Варшавская Сирена
Шрифт:
Как-то раз она поехала навестить прабабку, и возле самой виллы на нее налетела амазонка, как раз в этот момент влетавшая в открытые боковые ворота. Свалив Анну, темноволосая, очень худая девушка тут же соскочила с лошади и осмотрела ее ногу, сильно ободранную о камень.
— Мне очень жаль, что ты упала, но я еще не изучила характера этой клячи и никак не могла предположить, что она испугается твоего белого платья. Ты в нем выглядишь как привидение. Возможно, лошадка подумала, что Гитлер уже присоединил «Мальву» к рейху? Почему ты на меня так смотришь? Не узнаешь? Я Ванда, дочь Юлиана Корвина.
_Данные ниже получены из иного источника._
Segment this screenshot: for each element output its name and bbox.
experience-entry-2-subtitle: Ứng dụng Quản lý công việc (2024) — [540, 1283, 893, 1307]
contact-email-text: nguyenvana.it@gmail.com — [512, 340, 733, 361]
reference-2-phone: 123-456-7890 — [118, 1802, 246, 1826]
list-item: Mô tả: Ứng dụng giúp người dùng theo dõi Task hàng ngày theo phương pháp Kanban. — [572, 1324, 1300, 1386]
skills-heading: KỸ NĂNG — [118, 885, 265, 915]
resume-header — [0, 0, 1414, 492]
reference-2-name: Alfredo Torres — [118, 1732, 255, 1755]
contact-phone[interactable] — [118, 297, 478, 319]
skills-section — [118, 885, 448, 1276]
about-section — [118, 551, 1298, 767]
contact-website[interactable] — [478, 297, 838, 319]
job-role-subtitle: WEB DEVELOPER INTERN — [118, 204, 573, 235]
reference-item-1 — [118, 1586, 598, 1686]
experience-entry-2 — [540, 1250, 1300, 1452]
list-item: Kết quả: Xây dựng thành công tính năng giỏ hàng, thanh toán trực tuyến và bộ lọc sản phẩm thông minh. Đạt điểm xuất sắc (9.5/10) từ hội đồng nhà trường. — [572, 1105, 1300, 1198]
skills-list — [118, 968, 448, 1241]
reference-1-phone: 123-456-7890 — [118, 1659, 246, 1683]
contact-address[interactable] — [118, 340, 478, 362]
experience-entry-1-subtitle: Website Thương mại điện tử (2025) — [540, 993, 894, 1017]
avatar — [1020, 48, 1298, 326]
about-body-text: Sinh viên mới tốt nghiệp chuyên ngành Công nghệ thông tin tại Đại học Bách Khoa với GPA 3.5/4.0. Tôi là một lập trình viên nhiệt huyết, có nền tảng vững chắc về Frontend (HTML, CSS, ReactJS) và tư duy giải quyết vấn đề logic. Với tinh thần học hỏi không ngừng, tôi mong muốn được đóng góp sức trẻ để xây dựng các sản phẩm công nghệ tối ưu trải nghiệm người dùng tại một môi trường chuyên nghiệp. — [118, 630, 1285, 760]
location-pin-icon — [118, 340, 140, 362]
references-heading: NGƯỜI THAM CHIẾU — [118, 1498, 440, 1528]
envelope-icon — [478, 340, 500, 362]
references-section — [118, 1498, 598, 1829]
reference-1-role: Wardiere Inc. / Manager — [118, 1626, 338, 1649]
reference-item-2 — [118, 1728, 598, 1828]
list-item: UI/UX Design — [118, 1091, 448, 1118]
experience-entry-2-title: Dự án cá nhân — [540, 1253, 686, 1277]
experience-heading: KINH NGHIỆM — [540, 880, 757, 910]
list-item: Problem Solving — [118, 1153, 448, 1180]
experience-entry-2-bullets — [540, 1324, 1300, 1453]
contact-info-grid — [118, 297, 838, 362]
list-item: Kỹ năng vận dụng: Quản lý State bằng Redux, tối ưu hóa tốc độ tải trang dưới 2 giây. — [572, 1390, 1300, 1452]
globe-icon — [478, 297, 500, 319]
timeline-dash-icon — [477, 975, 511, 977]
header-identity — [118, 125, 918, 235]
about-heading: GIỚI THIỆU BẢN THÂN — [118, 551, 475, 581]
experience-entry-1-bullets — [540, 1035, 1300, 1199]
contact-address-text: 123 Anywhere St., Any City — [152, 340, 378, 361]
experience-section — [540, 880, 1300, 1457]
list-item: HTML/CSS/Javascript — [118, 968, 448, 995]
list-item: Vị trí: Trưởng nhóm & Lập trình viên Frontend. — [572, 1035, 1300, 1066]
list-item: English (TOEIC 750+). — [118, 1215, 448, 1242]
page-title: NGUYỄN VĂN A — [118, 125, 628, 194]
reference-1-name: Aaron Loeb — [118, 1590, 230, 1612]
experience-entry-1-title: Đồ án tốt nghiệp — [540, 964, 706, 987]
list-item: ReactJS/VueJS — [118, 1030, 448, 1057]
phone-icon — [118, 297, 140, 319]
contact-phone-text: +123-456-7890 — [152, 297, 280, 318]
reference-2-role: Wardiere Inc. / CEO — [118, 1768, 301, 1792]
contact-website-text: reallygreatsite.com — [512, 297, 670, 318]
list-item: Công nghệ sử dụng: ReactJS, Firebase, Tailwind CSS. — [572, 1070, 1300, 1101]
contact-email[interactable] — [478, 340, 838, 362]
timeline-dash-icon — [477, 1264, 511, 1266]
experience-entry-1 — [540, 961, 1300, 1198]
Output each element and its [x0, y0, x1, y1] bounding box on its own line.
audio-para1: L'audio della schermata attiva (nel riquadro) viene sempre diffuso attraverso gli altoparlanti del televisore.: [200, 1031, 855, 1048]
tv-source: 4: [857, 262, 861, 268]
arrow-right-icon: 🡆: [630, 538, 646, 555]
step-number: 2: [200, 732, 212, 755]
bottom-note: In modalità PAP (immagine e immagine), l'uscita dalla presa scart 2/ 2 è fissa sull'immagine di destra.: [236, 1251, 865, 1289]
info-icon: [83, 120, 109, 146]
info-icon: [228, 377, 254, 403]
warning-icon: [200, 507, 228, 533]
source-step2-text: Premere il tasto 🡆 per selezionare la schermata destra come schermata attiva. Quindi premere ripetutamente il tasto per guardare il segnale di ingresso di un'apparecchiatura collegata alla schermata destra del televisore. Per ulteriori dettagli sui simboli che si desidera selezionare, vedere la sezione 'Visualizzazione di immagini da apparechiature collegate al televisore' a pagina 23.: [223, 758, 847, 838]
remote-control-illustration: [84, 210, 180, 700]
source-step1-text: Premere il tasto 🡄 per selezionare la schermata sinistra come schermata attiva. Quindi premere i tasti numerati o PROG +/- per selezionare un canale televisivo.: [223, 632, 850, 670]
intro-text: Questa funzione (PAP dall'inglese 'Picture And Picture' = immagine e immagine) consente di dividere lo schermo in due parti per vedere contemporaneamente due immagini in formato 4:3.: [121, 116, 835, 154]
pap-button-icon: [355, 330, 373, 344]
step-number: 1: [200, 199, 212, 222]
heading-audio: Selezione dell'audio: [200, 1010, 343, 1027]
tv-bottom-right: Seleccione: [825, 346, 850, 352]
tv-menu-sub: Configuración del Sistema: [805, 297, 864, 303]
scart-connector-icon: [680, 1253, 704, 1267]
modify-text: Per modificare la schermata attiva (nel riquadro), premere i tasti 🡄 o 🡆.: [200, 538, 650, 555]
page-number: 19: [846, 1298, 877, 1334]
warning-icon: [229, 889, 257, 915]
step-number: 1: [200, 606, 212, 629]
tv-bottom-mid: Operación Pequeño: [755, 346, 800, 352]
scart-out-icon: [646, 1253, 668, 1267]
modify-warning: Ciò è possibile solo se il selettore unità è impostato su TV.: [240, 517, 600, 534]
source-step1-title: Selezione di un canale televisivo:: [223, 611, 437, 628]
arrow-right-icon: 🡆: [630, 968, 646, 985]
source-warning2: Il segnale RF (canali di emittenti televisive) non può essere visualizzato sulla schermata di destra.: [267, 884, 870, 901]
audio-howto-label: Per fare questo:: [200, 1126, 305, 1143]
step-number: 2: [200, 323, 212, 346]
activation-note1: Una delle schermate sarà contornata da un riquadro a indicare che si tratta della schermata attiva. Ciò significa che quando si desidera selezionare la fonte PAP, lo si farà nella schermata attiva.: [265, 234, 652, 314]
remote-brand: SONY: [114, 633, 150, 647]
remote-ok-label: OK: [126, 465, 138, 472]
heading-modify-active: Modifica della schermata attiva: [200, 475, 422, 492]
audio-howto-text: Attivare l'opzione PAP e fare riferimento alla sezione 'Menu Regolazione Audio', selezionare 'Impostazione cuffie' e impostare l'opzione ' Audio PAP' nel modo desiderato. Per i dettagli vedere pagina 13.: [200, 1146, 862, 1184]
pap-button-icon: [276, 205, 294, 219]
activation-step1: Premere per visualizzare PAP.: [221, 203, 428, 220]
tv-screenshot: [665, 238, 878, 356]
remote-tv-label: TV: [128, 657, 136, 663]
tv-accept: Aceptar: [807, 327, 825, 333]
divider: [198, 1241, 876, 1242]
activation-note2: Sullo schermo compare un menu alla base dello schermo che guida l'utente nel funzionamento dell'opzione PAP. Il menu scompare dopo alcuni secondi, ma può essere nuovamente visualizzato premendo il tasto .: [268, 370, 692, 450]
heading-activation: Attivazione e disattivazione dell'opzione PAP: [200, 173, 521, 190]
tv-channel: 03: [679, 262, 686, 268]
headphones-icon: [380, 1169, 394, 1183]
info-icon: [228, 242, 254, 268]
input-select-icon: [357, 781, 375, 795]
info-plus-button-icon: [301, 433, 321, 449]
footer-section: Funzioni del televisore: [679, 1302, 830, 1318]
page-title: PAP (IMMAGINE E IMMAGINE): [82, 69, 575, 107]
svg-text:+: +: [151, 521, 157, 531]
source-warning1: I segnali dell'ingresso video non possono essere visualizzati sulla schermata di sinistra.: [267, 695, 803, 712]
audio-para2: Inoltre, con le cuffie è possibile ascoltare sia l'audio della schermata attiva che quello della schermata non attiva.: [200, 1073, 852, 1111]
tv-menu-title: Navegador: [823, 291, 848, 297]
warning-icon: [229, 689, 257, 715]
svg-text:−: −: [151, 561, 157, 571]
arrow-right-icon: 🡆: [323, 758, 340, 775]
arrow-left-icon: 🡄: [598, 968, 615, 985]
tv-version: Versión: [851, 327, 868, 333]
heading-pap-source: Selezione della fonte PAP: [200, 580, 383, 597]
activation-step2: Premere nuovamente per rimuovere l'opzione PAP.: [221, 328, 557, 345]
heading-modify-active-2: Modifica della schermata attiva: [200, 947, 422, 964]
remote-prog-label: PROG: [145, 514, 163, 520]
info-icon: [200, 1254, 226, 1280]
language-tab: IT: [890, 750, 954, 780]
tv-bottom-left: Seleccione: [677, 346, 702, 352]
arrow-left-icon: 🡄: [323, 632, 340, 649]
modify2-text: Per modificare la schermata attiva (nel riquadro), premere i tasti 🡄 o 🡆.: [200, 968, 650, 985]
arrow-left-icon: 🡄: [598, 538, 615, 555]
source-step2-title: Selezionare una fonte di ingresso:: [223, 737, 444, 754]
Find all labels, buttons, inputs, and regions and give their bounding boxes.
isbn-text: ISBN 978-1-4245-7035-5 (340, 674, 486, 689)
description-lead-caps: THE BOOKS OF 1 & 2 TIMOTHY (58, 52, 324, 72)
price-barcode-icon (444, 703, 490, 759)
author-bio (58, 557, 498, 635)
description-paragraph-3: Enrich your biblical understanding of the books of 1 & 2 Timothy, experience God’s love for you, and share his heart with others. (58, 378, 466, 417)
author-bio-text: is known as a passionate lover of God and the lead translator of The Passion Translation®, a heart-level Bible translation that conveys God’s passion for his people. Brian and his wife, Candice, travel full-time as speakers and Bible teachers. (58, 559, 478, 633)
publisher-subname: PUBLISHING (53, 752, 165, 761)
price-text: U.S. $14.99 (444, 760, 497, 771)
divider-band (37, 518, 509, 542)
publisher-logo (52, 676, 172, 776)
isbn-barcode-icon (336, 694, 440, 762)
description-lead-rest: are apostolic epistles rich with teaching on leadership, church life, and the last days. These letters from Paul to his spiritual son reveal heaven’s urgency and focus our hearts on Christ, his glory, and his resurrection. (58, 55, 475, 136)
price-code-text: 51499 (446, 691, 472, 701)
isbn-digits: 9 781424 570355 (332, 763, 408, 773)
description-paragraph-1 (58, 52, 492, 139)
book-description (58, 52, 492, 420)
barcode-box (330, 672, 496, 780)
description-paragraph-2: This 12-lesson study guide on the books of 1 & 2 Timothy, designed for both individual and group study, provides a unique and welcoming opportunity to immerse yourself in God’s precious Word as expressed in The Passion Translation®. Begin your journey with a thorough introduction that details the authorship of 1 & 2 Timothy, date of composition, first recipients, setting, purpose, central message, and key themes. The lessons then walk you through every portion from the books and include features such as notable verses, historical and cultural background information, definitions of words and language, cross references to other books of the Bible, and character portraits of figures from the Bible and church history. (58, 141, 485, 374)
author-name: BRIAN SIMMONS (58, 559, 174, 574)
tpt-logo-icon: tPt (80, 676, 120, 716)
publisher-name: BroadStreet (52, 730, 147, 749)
Я уговариваю буню купить лошадь и бричку. Бричку для садовника, а я бы тогда держала здесь лошадь и выезжала бы на ней. Сейчас ее можно использовать как верховую, что мне пока не по карману,
Анна встала, ошеломленная этим потоком слов больше, чем падением. Когда они вместе вошли в гостиную на первом этаже, прабабка напала на Ванду:
— Я видела в окно, как это случилось. И не желаю, чтобы ты давила моих близких. Мало того, что ты час назад пугала меня тем, что война может кончиться аннексией Константина, ты еще отпугиваешь от «Мальвы» наших настоящих союзников.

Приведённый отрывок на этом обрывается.